En las zonas renovadas con frecuencia hay esquinas que reservan ingratas sorpresas para el transeúnte. A veces, estas provienen de la propia disposición del nuevo sistema de semaforización. En otros casos, jardineras u otros dispositivos han sido convertidos en obstáculos al flujo regular del caminante.

Pero los riesgos creados para los peatones no reposan en los detalles del diseño sino en una concepción espacial que tiende a la gradual aniquilación del espacio público. En el novel orden de la ciudad, los derechos de los peatones han sido supeditados al del tráfico vehicular cuando no directamente eliminados. Bancas, semáforos y jardineras sirven como ilustraciones paradójicas del paisaje resultante.

La presencia y la ausencia de bancas, por igual, llaman a preguntarse sobre la suerte de los caminantes. A lo largo del bulevar 9 de Octubre, a pocos centímetros de la vía vehicular, escasas bancas fueron instaladas para los paseantes. El potencial peligro causado por su cercanía a los autos se exacerba por el hecho de que la vereda se encuentra prácticamente al mismo nivel que la del tráfico automotriz. Por otro lado, la ausencia total de las mismas en la sección renovada de Urdesa da cuenta del patrón dominante, aquel que piensa la ciudad en términos de habitantes que caminan pero que no deben descansar –ni siquiera en las paradas de buses– para no apropiarse de sus espacios.

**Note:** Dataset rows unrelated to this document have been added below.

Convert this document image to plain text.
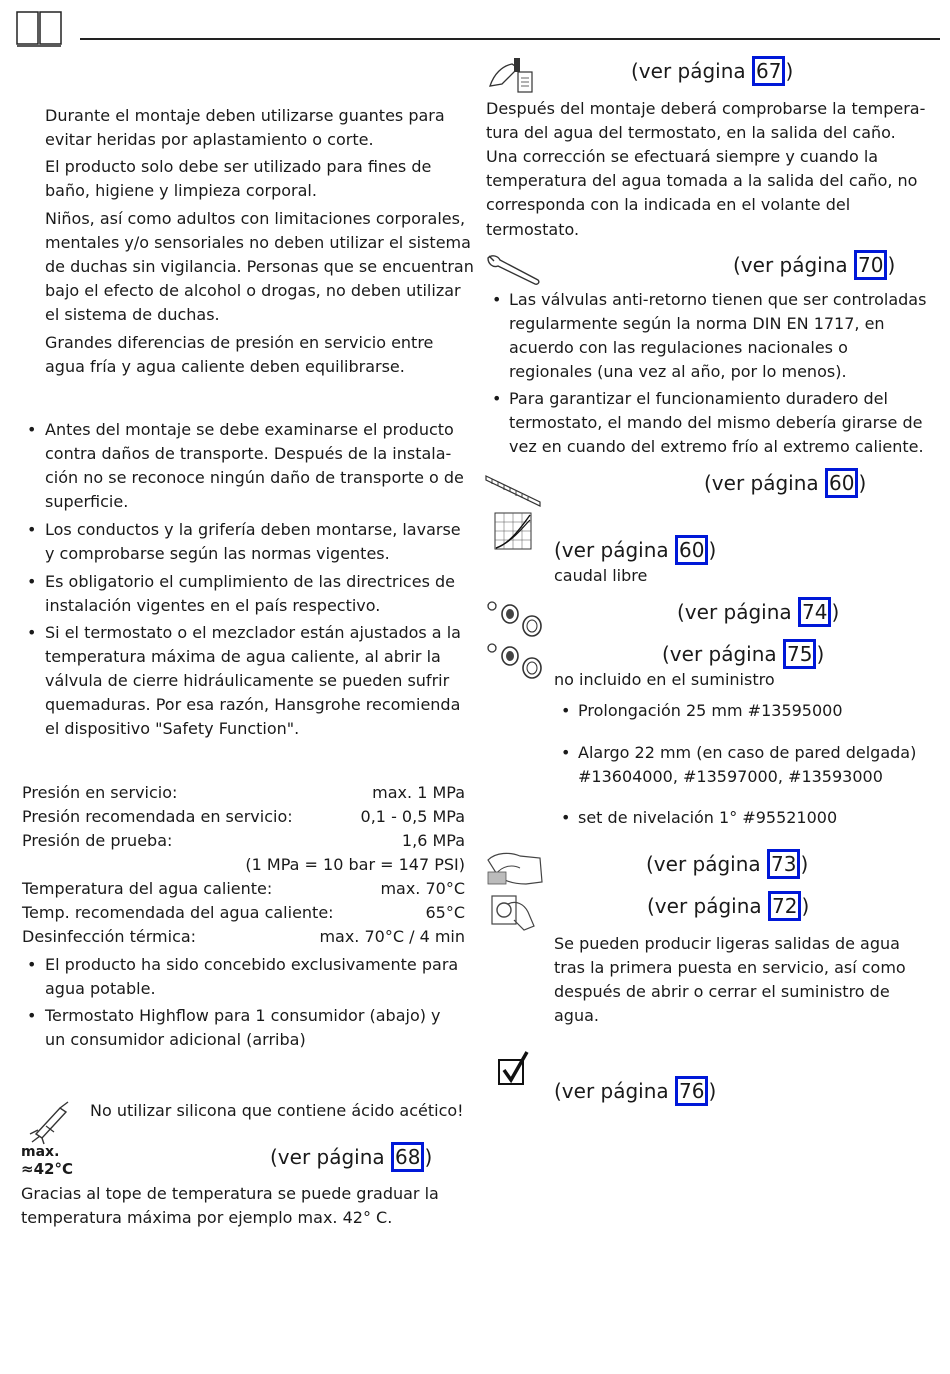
Durante el montaje deben utilizarse guantes para
evitar heridas por aplastamiento o corte.
El producto solo debe ser utilizado para fines de
baño, higiene y limpieza corporal.
Niños, así como adultos con limitaciones corporales,
mentales y/o sensoriales no deben utilizar el sistema
de duchas sin vigilancia. Personas que se encuentran
bajo el efecto de alcohol o drogas, no deben utilizar
el sistema de duchas.
Grandes diferencias de presión en servicio entre
agua fría y agua caliente deben equilibrarse.
• Antes del montaje se debe examinarse el producto
contra daños de transporte. Después de la instala-
ción no se reconoce ningún daño de transporte o de
superficie.
• Los conductos y la grifería deben montarse, lavarse
y comprobarse según las normas vigentes.
• Es obligatorio el cumplimiento de las directrices de
instalación vigentes en el país respectivo.
• Si el termostato o el mezclador están ajustados a la
temperatura máxima de agua caliente, al abrir la
válvula de cierre hidráulicamente se pueden sufrir
quemaduras. Por esa razón, Hansgrohe recomienda
el dispositivo "Safety Function".
Presión en servicio:	max. 1 MPa
Presión recomendada en servicio:	0,1 - 0,5 MPa
Presión de prueba:	1,6 MPa
(1 MPa = 10 bar = 147 PSI)
Temperatura del agua caliente:	max. 70°C
Temp. recomendada del agua caliente:	65°C
Desinfección térmica:	max. 70°C / 4 min
• El producto ha sido concebido exclusivamente para
agua potable.
• Termostato Highflow para 1 consumidor (abajo) y
un consumidor adicional (arriba)
No utilizar silicona que contiene ácido acético!
max.
≈42°C	(ver página 68 )
Gracias al tope de temperatura se puede graduar la
temperatura máxima por ejemplo max. 42° C.
(ver página 67 )
Después del montaje deberá comprobarse la tempera-
tura del agua del termostato, en la salida del caño.
Una corrección se efectuará siempre y cuando la
temperatura del agua tomada a la salida del caño, no
corresponda con la indicada en el volante del
termostato.
(ver página 70 )
• Las válvulas anti-retorno tienen que ser controladas
regularmente según la norma DIN EN 1717, en
acuerdo con las regulaciones nacionales o
regionales (una vez al año, por lo menos).
• Para garantizar el funcionamiento duradero del
termostato, el mando del mismo debería girarse de
vez en cuando del extremo frío al extremo caliente.
(ver página 60 )
(ver página 60 )
caudal libre
(ver página 74 )
(ver página 75 )
no incluido en el suministro
• Prolongación 25 mm #13595000
• Alargo 22 mm (en caso de pared delgada)
#13604000, #13597000, #13593000
• set de nivelación 1° #95521000
(ver página 73 )
(ver página 72 )
Se pueden producir ligeras salidas de agua
tras la primera puesta en servicio, así como
después de abrir o cerrar el suministro de
agua.
(ver página 76 )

A pesar del gran acierto que constituye la señalética auditiva para discapacitados visuales, el sistema de semaforización, supuesto modelo de sofisticación tecnológica, de hecho radicaliza la discriminación de los peatones en muchas de las esquinas donde fue colocado. Por ejemplo, en Pedro Carbo y Aguirre, hay una en la que el caminante carece de señal alguna para orientar su proceder. Además, los semáforos están ordenados para facilitar el fluir ininterrumpido de vehículos sin crear un tiempo específico para el cruce de los transeúntes.

Finalmente, la zona de paso destinada a estos últimos es señalizada de manera caprichosa, con la clásica línea de zebra interrumpida por adoquines a mitad de la vía que supondría demarcar. En tales casos, cruzar o no cruzar, ese es el dilema.

Las jardineras, tan necesitadas, han sido dispuestas como ornamentos que, muchas veces, funcionan como apéndices de proyectos que privilegian ora el diseño estético ora los intereses privados y que, al hacerlo, resultan atentatorios al flujo peatonal. Una evidencia de lo primero es la ubicada en la esquina de Pedro Carbo y 9 de Octubre, donde, al haber sido dispuesta como adorno decorativo de una pileta, elimina abruptamente la calzada por un bloque entero.

Contrariamente al propósito mínimo del reordenamiento, los paseantes se ven obligados en estos casos a caminar directamente en plena vía vehicular. Una muestra de cómo la vereda se ve supeditada a los intereses privados es la jardinera colocada frente a un comisariato en Urdesa, cuando la calzada desaparece de un momento a otro para, esta vez, demarcar el parqueadero de dicha empresa. Los ejemplos sugieren que en el Guayaquil regenerado la vida peatonal ha resultado sistemáticamente degenerada.